Entry Date:
June 10, 2011

Environmental Cost-Benefit Analysis of Alternative Jet Fuels (Project 28)

Principal Investigator Sergey Paltsev

Co-investigator Steven Barrett


Alternative jet fuels hold the promise of energy supply diversification in the face of rising oil prices. In addition, alternative fuels may reduce environmental impact from aviation-related combustion emissions. The focus of Project 28 is on the creation and use of an aviation-specific life-cycle analysis framework to assess the alternative fuel environmental impacts from "well-to-wake", building on existing well-to-tank and tank-to-wake methodologies. Analyses will include examining traditional kerosene fuels from conventional and unconventional petroleum resources; hydrocarbon fuels derived from fossil fuels such as oil sands and oil shale; synthetic liquid fuels manufactured from coal, biomass, or natural gas; and hydroprocessed renewable jet fuel made from renewable oil resources such as algae and halophytes.

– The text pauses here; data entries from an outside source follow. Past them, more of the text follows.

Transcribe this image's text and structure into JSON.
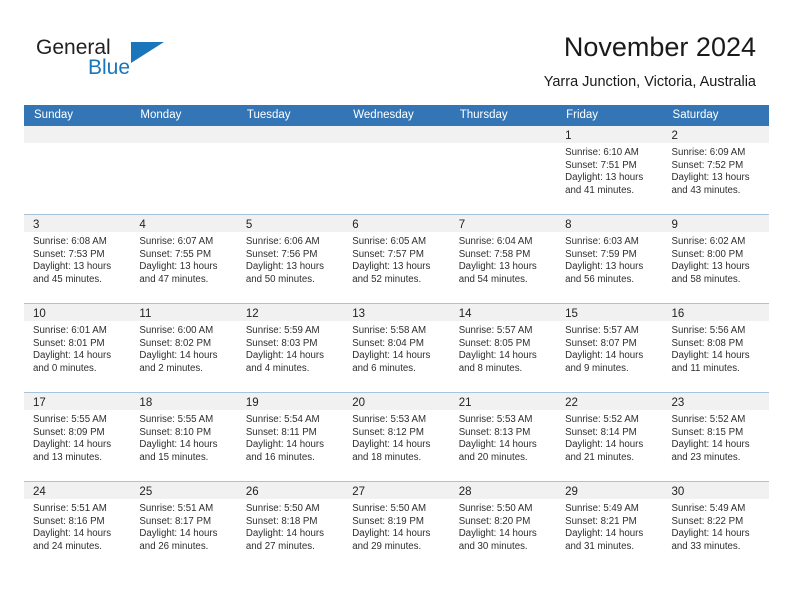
{
  "brand": {
    "word_one": "General",
    "word_two": "Blue",
    "accent_color": "#1b75bb"
  },
  "header": {
    "title": "November 2024",
    "location": "Yarra Junction, Victoria, Australia"
  },
  "calendar": {
    "header_bg": "#3476b5",
    "weekdays": [
      "Sunday",
      "Monday",
      "Tuesday",
      "Wednesday",
      "Thursday",
      "Friday",
      "Saturday"
    ],
    "weeks": [
      [
        {
          "day": "",
          "sunrise": "",
          "sunset": "",
          "daylight_line1": "",
          "daylight_line2": ""
        },
        {
          "day": "",
          "sunrise": "",
          "sunset": "",
          "daylight_line1": "",
          "daylight_line2": ""
        },
        {
          "day": "",
          "sunrise": "",
          "sunset": "",
          "daylight_line1": "",
          "daylight_line2": ""
        },
        {
          "day": "",
          "sunrise": "",
          "sunset": "",
          "daylight_line1": "",
          "daylight_line2": ""
        },
        {
          "day": "",
          "sunrise": "",
          "sunset": "",
          "daylight_line1": "",
          "daylight_line2": ""
        },
        {
          "day": "1",
          "sunrise": "Sunrise: 6:10 AM",
          "sunset": "Sunset: 7:51 PM",
          "daylight_line1": "Daylight: 13 hours",
          "daylight_line2": "and 41 minutes."
        },
        {
          "day": "2",
          "sunrise": "Sunrise: 6:09 AM",
          "sunset": "Sunset: 7:52 PM",
          "daylight_line1": "Daylight: 13 hours",
          "daylight_line2": "and 43 minutes."
        }
      ],
      [
        {
          "day": "3",
          "sunrise": "Sunrise: 6:08 AM",
          "sunset": "Sunset: 7:53 PM",
          "daylight_line1": "Daylight: 13 hours",
          "daylight_line2": "and 45 minutes."
        },
        {
          "day": "4",
          "sunrise": "Sunrise: 6:07 AM",
          "sunset": "Sunset: 7:55 PM",
          "daylight_line1": "Daylight: 13 hours",
          "daylight_line2": "and 47 minutes."
        },
        {
          "day": "5",
          "sunrise": "Sunrise: 6:06 AM",
          "sunset": "Sunset: 7:56 PM",
          "daylight_line1": "Daylight: 13 hours",
          "daylight_line2": "and 50 minutes."
        },
        {
          "day": "6",
          "sunrise": "Sunrise: 6:05 AM",
          "sunset": "Sunset: 7:57 PM",
          "daylight_line1": "Daylight: 13 hours",
          "daylight_line2": "and 52 minutes."
        },
        {
          "day": "7",
          "sunrise": "Sunrise: 6:04 AM",
          "sunset": "Sunset: 7:58 PM",
          "daylight_line1": "Daylight: 13 hours",
          "daylight_line2": "and 54 minutes."
        },
        {
          "day": "8",
          "sunrise": "Sunrise: 6:03 AM",
          "sunset": "Sunset: 7:59 PM",
          "daylight_line1": "Daylight: 13 hours",
          "daylight_line2": "and 56 minutes."
        },
        {
          "day": "9",
          "sunrise": "Sunrise: 6:02 AM",
          "sunset": "Sunset: 8:00 PM",
          "daylight_line1": "Daylight: 13 hours",
          "daylight_line2": "and 58 minutes."
        }
      ],
      [
        {
          "day": "10",
          "sunrise": "Sunrise: 6:01 AM",
          "sunset": "Sunset: 8:01 PM",
          "daylight_line1": "Daylight: 14 hours",
          "daylight_line2": "and 0 minutes."
        },
        {
          "day": "11",
          "sunrise": "Sunrise: 6:00 AM",
          "sunset": "Sunset: 8:02 PM",
          "daylight_line1": "Daylight: 14 hours",
          "daylight_line2": "and 2 minutes."
        },
        {
          "day": "12",
          "sunrise": "Sunrise: 5:59 AM",
          "sunset": "Sunset: 8:03 PM",
          "daylight_line1": "Daylight: 14 hours",
          "daylight_line2": "and 4 minutes."
        },
        {
          "day": "13",
          "sunrise": "Sunrise: 5:58 AM",
          "sunset": "Sunset: 8:04 PM",
          "daylight_line1": "Daylight: 14 hours",
          "daylight_line2": "and 6 minutes."
        },
        {
          "day": "14",
          "sunrise": "Sunrise: 5:57 AM",
          "sunset": "Sunset: 8:05 PM",
          "daylight_line1": "Daylight: 14 hours",
          "daylight_line2": "and 8 minutes."
        },
        {
          "day": "15",
          "sunrise": "Sunrise: 5:57 AM",
          "sunset": "Sunset: 8:07 PM",
          "daylight_line1": "Daylight: 14 hours",
          "daylight_line2": "and 9 minutes."
        },
        {
          "day": "16",
          "sunrise": "Sunrise: 5:56 AM",
          "sunset": "Sunset: 8:08 PM",
          "daylight_line1": "Daylight: 14 hours",
          "daylight_line2": "and 11 minutes."
        }
      ],
      [
        {
          "day": "17",
          "sunrise": "Sunrise: 5:55 AM",
          "sunset": "Sunset: 8:09 PM",
          "daylight_line1": "Daylight: 14 hours",
          "daylight_line2": "and 13 minutes."
        },
        {
          "day": "18",
          "sunrise": "Sunrise: 5:55 AM",
          "sunset": "Sunset: 8:10 PM",
          "daylight_line1": "Daylight: 14 hours",
          "daylight_line2": "and 15 minutes."
        },
        {
          "day": "19",
          "sunrise": "Sunrise: 5:54 AM",
          "sunset": "Sunset: 8:11 PM",
          "daylight_line1": "Daylight: 14 hours",
          "daylight_line2": "and 16 minutes."
        },
        {
          "day": "20",
          "sunrise": "Sunrise: 5:53 AM",
          "sunset": "Sunset: 8:12 PM",
          "daylight_line1": "Daylight: 14 hours",
          "daylight_line2": "and 18 minutes."
        },
        {
          "day": "21",
          "sunrise": "Sunrise: 5:53 AM",
          "sunset": "Sunset: 8:13 PM",
          "daylight_line1": "Daylight: 14 hours",
          "daylight_line2": "and 20 minutes."
        },
        {
          "day": "22",
          "sunrise": "Sunrise: 5:52 AM",
          "sunset": "Sunset: 8:14 PM",
          "daylight_line1": "Daylight: 14 hours",
          "daylight_line2": "and 21 minutes."
        },
        {
          "day": "23",
          "sunrise": "Sunrise: 5:52 AM",
          "sunset": "Sunset: 8:15 PM",
          "daylight_line1": "Daylight: 14 hours",
          "daylight_line2": "and 23 minutes."
        }
      ],
      [
        {
          "day": "24",
          "sunrise": "Sunrise: 5:51 AM",
          "sunset": "Sunset: 8:16 PM",
          "daylight_line1": "Daylight: 14 hours",
          "daylight_line2": "and 24 minutes."
        },
        {
          "day": "25",
          "sunrise": "Sunrise: 5:51 AM",
          "sunset": "Sunset: 8:17 PM",
          "daylight_line1": "Daylight: 14 hours",
          "daylight_line2": "and 26 minutes."
        },
        {
          "day": "26",
          "sunrise": "Sunrise: 5:50 AM",
          "sunset": "Sunset: 8:18 PM",
          "daylight_line1": "Daylight: 14 hours",
          "daylight_line2": "and 27 minutes."
        },
        {
          "day": "27",
          "sunrise": "Sunrise: 5:50 AM",
          "sunset": "Sunset: 8:19 PM",
          "daylight_line1": "Daylight: 14 hours",
          "daylight_line2": "and 29 minutes."
        },
        {
          "day": "28",
          "sunrise": "Sunrise: 5:50 AM",
          "sunset": "Sunset: 8:20 PM",
          "daylight_line1": "Daylight: 14 hours",
          "daylight_line2": "and 30 minutes."
        },
        {
          "day": "29",
          "sunrise": "Sunrise: 5:49 AM",
          "sunset": "Sunset: 8:21 PM",
          "daylight_line1": "Daylight: 14 hours",
          "daylight_line2": "and 31 minutes."
        },
        {
          "day": "30",
          "sunrise": "Sunrise: 5:49 AM",
          "sunset": "Sunset: 8:22 PM",
          "daylight_line1": "Daylight: 14 hours",
          "daylight_line2": "and 33 minutes."
        }
      ]
    ]
  }
}
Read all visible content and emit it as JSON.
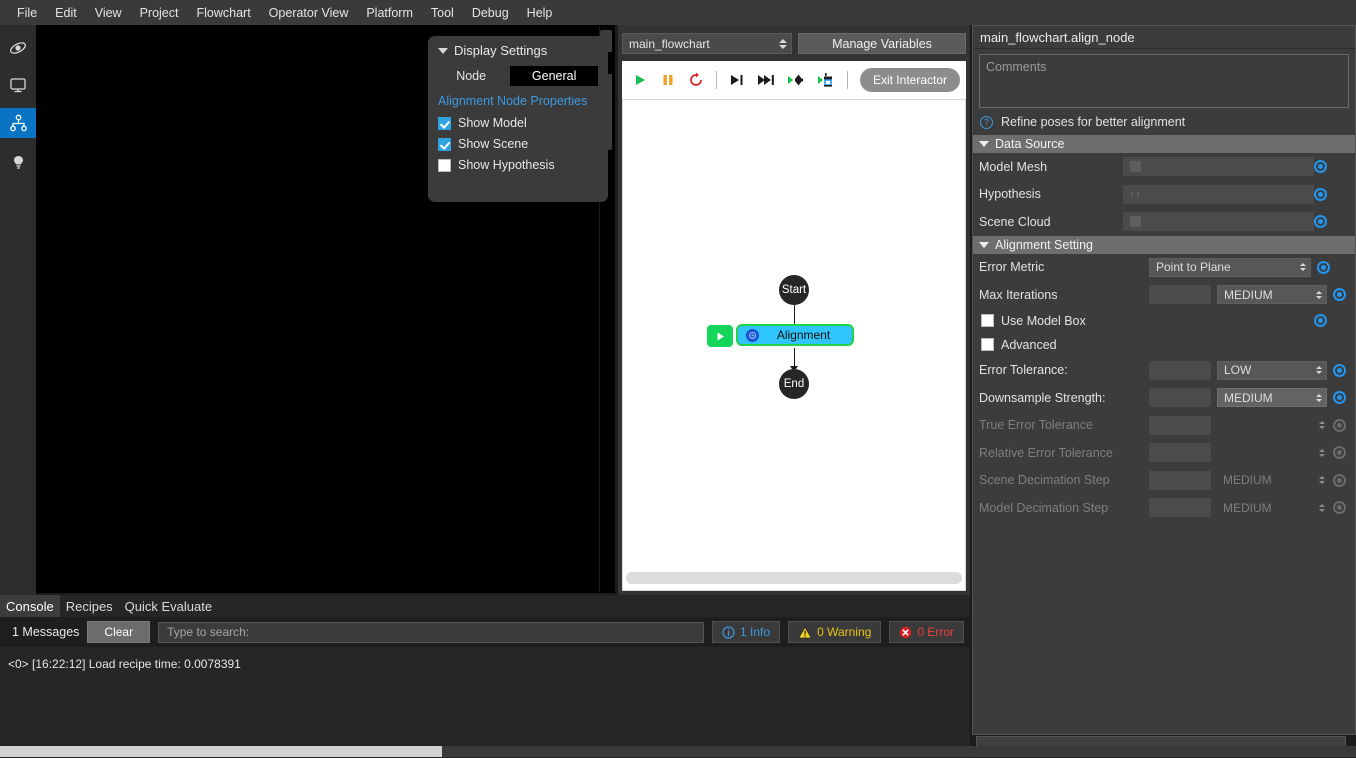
{
  "menubar": {
    "items": [
      "File",
      "Edit",
      "View",
      "Project",
      "Flowchart",
      "Operator View",
      "Platform",
      "Tool",
      "Debug",
      "Help"
    ]
  },
  "rail": {
    "items": [
      {
        "name": "orbit-view-icon",
        "selected": false
      },
      {
        "name": "monitor-icon",
        "selected": false
      },
      {
        "name": "flowchart-hierarchy-icon",
        "selected": true
      },
      {
        "name": "lightbulb-icon",
        "selected": false
      }
    ]
  },
  "display_settings": {
    "title": "Display Settings",
    "node_label": "Node",
    "general_label": "General",
    "properties_link": "Alignment Node Properties",
    "checkboxes": [
      {
        "label": "Show Model",
        "checked": true
      },
      {
        "label": "Show Scene",
        "checked": true
      },
      {
        "label": "Show Hypothesis",
        "checked": false
      }
    ]
  },
  "flowchart": {
    "selector_value": "main_flowchart",
    "manage_variables_label": "Manage Variables",
    "toolbar_icons": [
      "play-icon",
      "pause-icon",
      "reload-icon",
      "step-into-icon",
      "step-over-icon",
      "step-to-node-icon",
      "run-to-interactor-icon"
    ],
    "exit_interactor_label": "Exit Interactor",
    "nodes": [
      {
        "id": "start",
        "label": "Start",
        "type": "circle"
      },
      {
        "id": "alignment",
        "label": "Alignment",
        "type": "box",
        "selected": true
      },
      {
        "id": "end",
        "label": "End",
        "type": "circle"
      }
    ]
  },
  "properties": {
    "title": "main_flowchart.align_node",
    "comments_placeholder": "Comments",
    "hint": "Refine poses for better alignment",
    "sections": [
      {
        "title": "Data Source",
        "rows": [
          {
            "label": "Model Mesh",
            "kind": "field-icon",
            "value": "",
            "enabled": true
          },
          {
            "label": "Hypothesis",
            "kind": "field-icon",
            "value": "‹ ›",
            "enabled": true
          },
          {
            "label": "Scene Cloud",
            "kind": "field-icon",
            "value": "",
            "enabled": true
          }
        ]
      },
      {
        "title": "Alignment Setting",
        "rows": [
          {
            "label": "Error Metric",
            "kind": "select-wide",
            "value": "Point to Plane",
            "enabled": true
          },
          {
            "label": "Max Iterations",
            "kind": "num-select",
            "value": "",
            "select": "MEDIUM",
            "enabled": true
          },
          {
            "label": "Use Model Box",
            "kind": "checkbox",
            "checked": false,
            "enabled": true
          },
          {
            "label": "Advanced",
            "kind": "checkbox",
            "checked": false,
            "enabled": true,
            "no_target": true
          },
          {
            "label": "Error Tolerance:",
            "kind": "num-select",
            "value": "",
            "select": "LOW",
            "enabled": true
          },
          {
            "label": "Downsample Strength:",
            "kind": "num-select",
            "value": "",
            "select": "MEDIUM",
            "enabled": true
          },
          {
            "label": "True Error Tolerance",
            "kind": "num-plain",
            "value": "",
            "select": "",
            "enabled": false
          },
          {
            "label": "Relative Error Tolerance",
            "kind": "num-plain",
            "value": "",
            "select": "",
            "enabled": false
          },
          {
            "label": "Scene Decimation Step",
            "kind": "num-plain",
            "value": "",
            "select": "MEDIUM",
            "enabled": false
          },
          {
            "label": "Model Decimation Step",
            "kind": "num-plain",
            "value": "",
            "select": "MEDIUM",
            "enabled": false
          }
        ]
      }
    ]
  },
  "console": {
    "tabs": [
      {
        "label": "Console",
        "active": true
      },
      {
        "label": "Recipes",
        "active": false
      },
      {
        "label": "Quick Evaluate",
        "active": false
      }
    ],
    "message_count": "1 Messages",
    "clear_label": "Clear",
    "search_placeholder": "Type to search:",
    "filters": [
      {
        "label": "1 Info",
        "icon": "info-icon",
        "color": "#3d9ae0"
      },
      {
        "label": "0 Warning",
        "icon": "warning-icon",
        "color": "#e8c21a"
      },
      {
        "label": "0 Error",
        "icon": "error-icon",
        "color": "#e84040"
      }
    ],
    "log_line": "<0> [16:22:12] Load recipe time: 0.0078391"
  },
  "colors": {
    "accent_blue": "#0a74c4",
    "node_cyan": "#2fc4fa",
    "node_green_border": "#22d24a",
    "link_blue": "#3d9ae0"
  }
}
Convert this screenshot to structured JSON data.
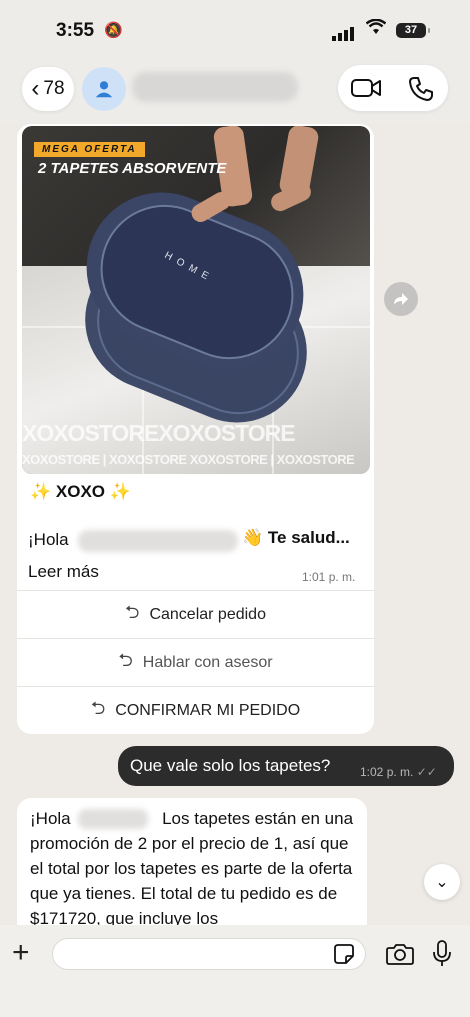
{
  "status_bar": {
    "time": "3:55",
    "battery": "37"
  },
  "header": {
    "back_count": "78"
  },
  "product": {
    "promo_tag": "MEGA OFERTA",
    "promo_title": "2 TAPETES ABSORVENTE",
    "mat_label": "HOME",
    "watermark_large": "XOXOSTOREXOXOSTORE",
    "watermark_small": "XOXOSTORE | XOXOSTORE XOXOSTORE | XOXOSTORE"
  },
  "card": {
    "store_name": "✨ XOXO ✨",
    "greeting_start": "¡Hola",
    "greeting_end": "👋 Te salud...",
    "read_more": "Leer más",
    "time": "1:01 p. m.",
    "actions": [
      {
        "label": "Cancelar pedido"
      },
      {
        "label": "Hablar con asesor"
      },
      {
        "label": "CONFIRMAR MI PEDIDO"
      }
    ]
  },
  "outgoing": {
    "text": "Que vale solo los tapetes?",
    "time": "1:02 p. m."
  },
  "incoming": {
    "text_start": "¡Hola",
    "text_rest": "Los tapetes están en una promoción de 2 por el precio de 1, así que el total por los tapetes es parte de la oferta que ya tienes. El total de tu pedido es de $171720, que incluye los"
  },
  "composer": {
    "placeholder": ""
  }
}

The evaluation will include the full chain of use, from initial energy harvesting/resource extraction, to production and transportation, to use by the aviation industry, to end-of-use and disposal issues. Project 28 will consider health, welfare, and ecological impacts, including effects related to changes in non-renewable resource use, air quality, and global climate change. This work is expanding upon PARTNER Project 17 (resulting in a PARTNER-RAND alternative fuels report) that studies the economic and policy aspects of adopting alternative jet fuels.

The broad Project 28 objective is to evaluate the relative environmental impacts of multiple potential alternative aviation fuels that are compatible with existing aircraft and infrastructure. Analyses will include examining traditional kerosene fuels from conventional and unconventional petroleum resources; hydrocarbon fuels derived from fossil fuels such as oil sands and oil shale; synthetic liquid fuels manufactured from coal, biomass, or natural gas; and biojet made from first and second generation biomass. Biojet is an oxygen-free hydrocarbon fuel that is derived from renewable oil resources.